Billy ripped the Velcro cuff from his arm and stood up. “If she did kill Glenway, she’s with Mother right now, alone in her shop over there. All Mother needs is to befriend a murderer.” He clutched his satchel, hopped down the steps, and hurried through the bushes toward Lena’s Place.
Five
“Should we make sure they’re all right, Jackson?” Allen pointed toward the graffitied walls of the praline shop.
“Naw, man. Let Billy go check on her. He can handle himself.” Jackson took a deep breath and patted Goose on the head. The dog’s tongue rested in a puddle of water Imogene had poured him. “You wanna treat, dude?” The beast jumped to all fours as Jackson ran to the car to get a beef bone. He reached into the backseat and saw that Imogene’s camera had slipped onto the floor.
He scrolled through the pictures of the trip—shots from Alabama and Mississippi and Louisiana and then the bridge, the French Quarter, the carriage drivers, and Glenway’s studio.
“Allen, you need to see some of these,” Jackson said, walking back toward the porch. Goose stood on the edge of the concrete steps, awaiting his promised treats. “You mind if we go inside? Goose won’t admit it, but he needs some relief from this heat.” The bulldog started moving around, dancing almost, as Jackson got to the top of the steps.

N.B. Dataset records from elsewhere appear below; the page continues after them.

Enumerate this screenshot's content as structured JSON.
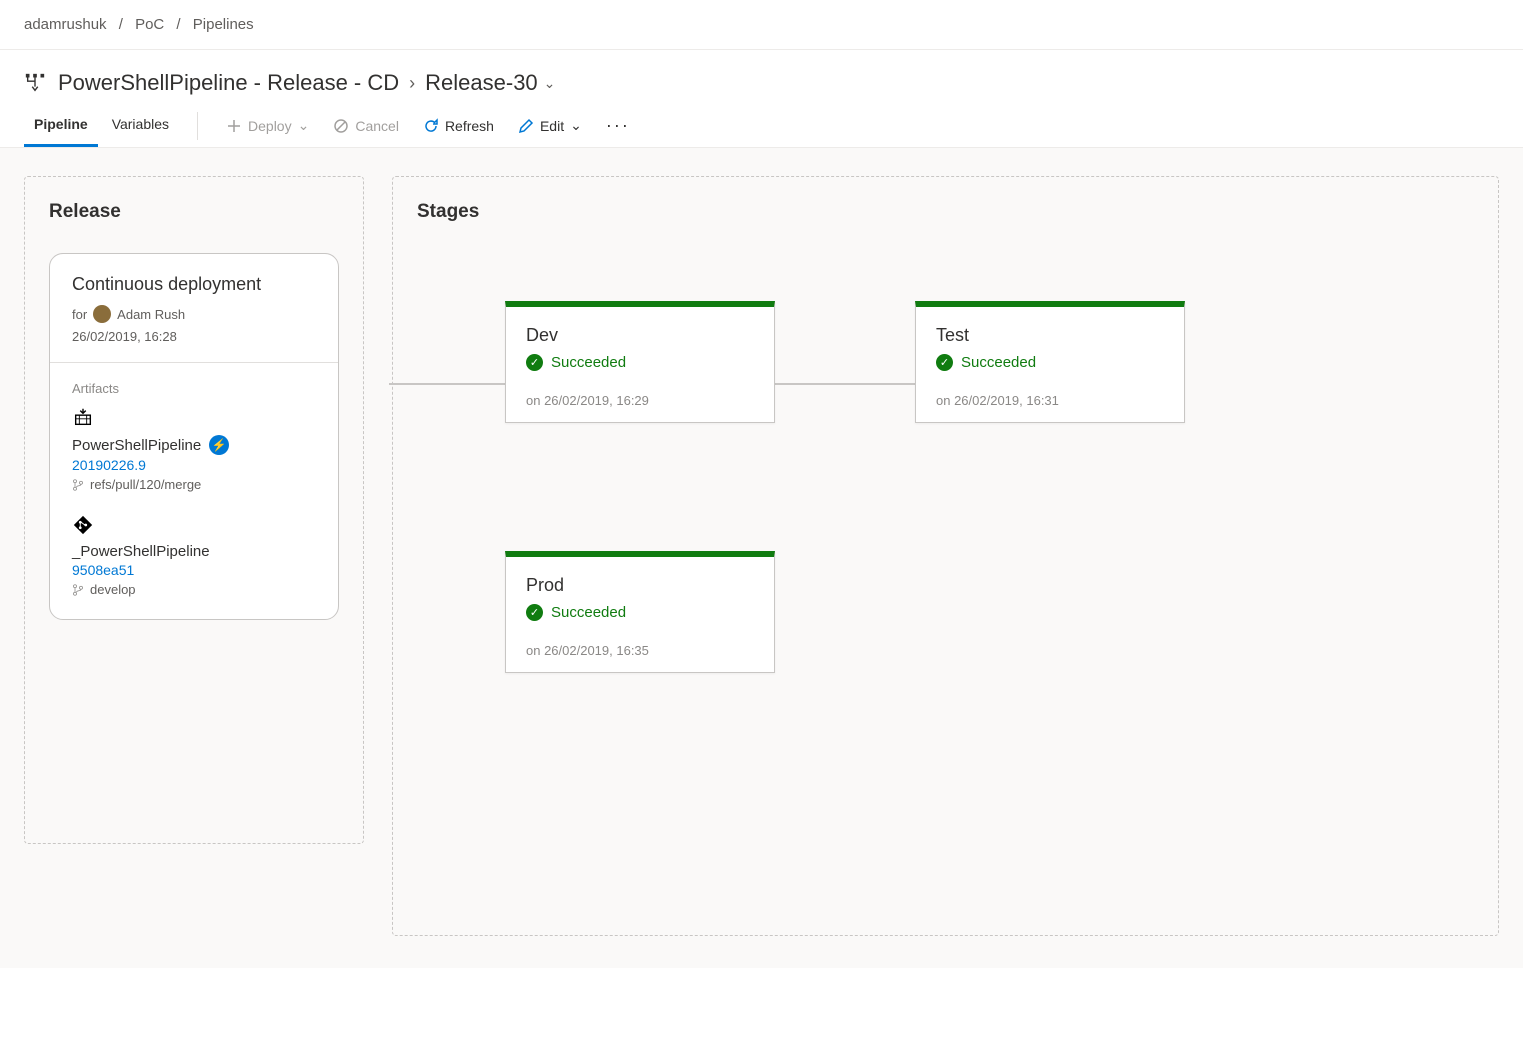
{
  "breadcrumb": {
    "org": "adamrushuk",
    "project": "PoC",
    "section": "Pipelines"
  },
  "title": {
    "pipeline": "PowerShellPipeline - Release - CD",
    "release": "Release-30"
  },
  "tabs": {
    "pipeline": "Pipeline",
    "variables": "Variables"
  },
  "toolbar": {
    "deploy": "Deploy",
    "cancel": "Cancel",
    "refresh": "Refresh",
    "edit": "Edit"
  },
  "release": {
    "panel_title": "Release",
    "card_title": "Continuous deployment",
    "for_prefix": "for",
    "user": "Adam Rush",
    "timestamp": "26/02/2019, 16:28",
    "artifacts_label": "Artifacts",
    "artifacts": [
      {
        "name": "PowerShellPipeline",
        "version": "20190226.9",
        "branch": "refs/pull/120/merge",
        "bolt": true,
        "type": "build"
      },
      {
        "name": "_PowerShellPipeline",
        "version": "9508ea51",
        "branch": "develop",
        "bolt": false,
        "type": "git"
      }
    ]
  },
  "stages": {
    "panel_title": "Stages",
    "items": [
      {
        "name": "Dev",
        "status": "Succeeded",
        "time": "on 26/02/2019, 16:29"
      },
      {
        "name": "Test",
        "status": "Succeeded",
        "time": "on 26/02/2019, 16:31"
      },
      {
        "name": "Prod",
        "status": "Succeeded",
        "time": "on 26/02/2019, 16:35"
      }
    ]
  }
}
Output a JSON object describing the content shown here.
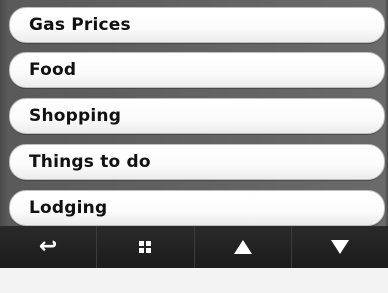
{
  "menu": {
    "items": [
      {
        "label": "Gas Prices"
      },
      {
        "label": "Food"
      },
      {
        "label": "Shopping"
      },
      {
        "label": "Things to do"
      },
      {
        "label": "Lodging"
      }
    ]
  },
  "toolbar": {
    "buttons": [
      {
        "icon": "back-arrow-icon"
      },
      {
        "icon": "grid-menu-icon"
      },
      {
        "icon": "scroll-up-icon"
      },
      {
        "icon": "scroll-down-icon"
      }
    ]
  },
  "colors": {
    "toolbar_background": "#1b1b1b",
    "list_background": "#5a5a5a",
    "item_background": "#ffffff",
    "label_color": "#111111"
  }
}
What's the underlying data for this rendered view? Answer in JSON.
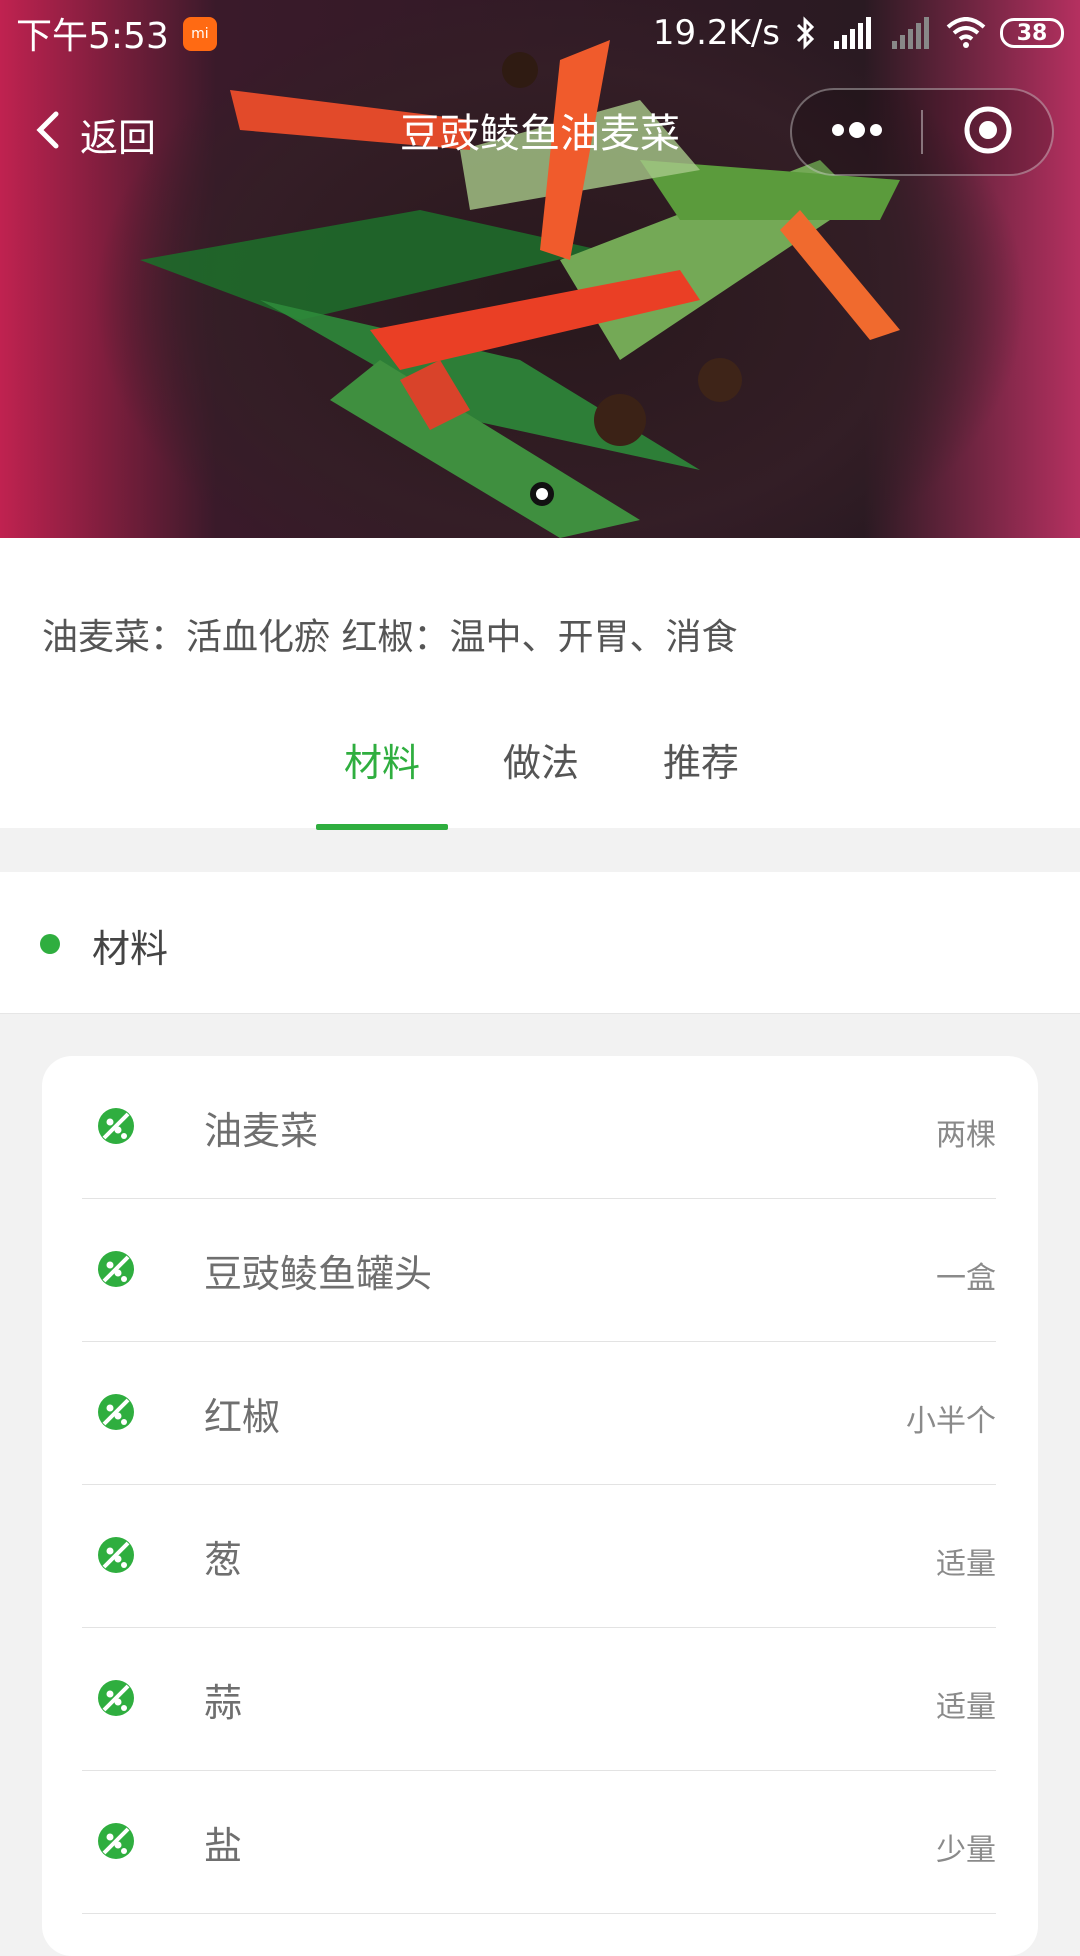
{
  "status_bar": {
    "time": "下午5:53",
    "speed": "19.2K/s",
    "battery": "38"
  },
  "nav": {
    "back_label": "返回",
    "title": "豆豉鲮鱼油麦菜"
  },
  "description": "油麦菜：活血化瘀 红椒：温中、开胃、消食",
  "tabs": [
    {
      "label": "材料"
    },
    {
      "label": "做法"
    },
    {
      "label": "推荐"
    }
  ],
  "section": {
    "title": "材料"
  },
  "ingredients": [
    {
      "name": "油麦菜",
      "qty": "两棵"
    },
    {
      "name": "豆豉鲮鱼罐头",
      "qty": "一盒"
    },
    {
      "name": "红椒",
      "qty": "小半个"
    },
    {
      "name": "葱",
      "qty": "适量"
    },
    {
      "name": "蒜",
      "qty": "适量"
    },
    {
      "name": "盐",
      "qty": "少量"
    }
  ],
  "colors": {
    "accent": "#2fae3f"
  }
}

Allen swung the door open and Goose trotted in with the bone protruding from his mouth like a cigar. He was ready to take on a new scene. Allen led them through the foyer, which sported several of Glenway’s prints. Jackson stared at a framed poster of an art show on Royal Street, where city residents and guests dressed up in their best clothes and did a tour of all the galleries on that famous thoroughfare. Jackson saw Glenway’s initials in the bottom-right-hand corner of the print. The painting showed a young, shirtless man resting languidly on a chaise lounge, surrounded by wine and fruit. He held a plum in his hand. The model had dark, seductive eyes. A window behind the young man showed the gorgeous European-inspired rooftops in the French Quarter.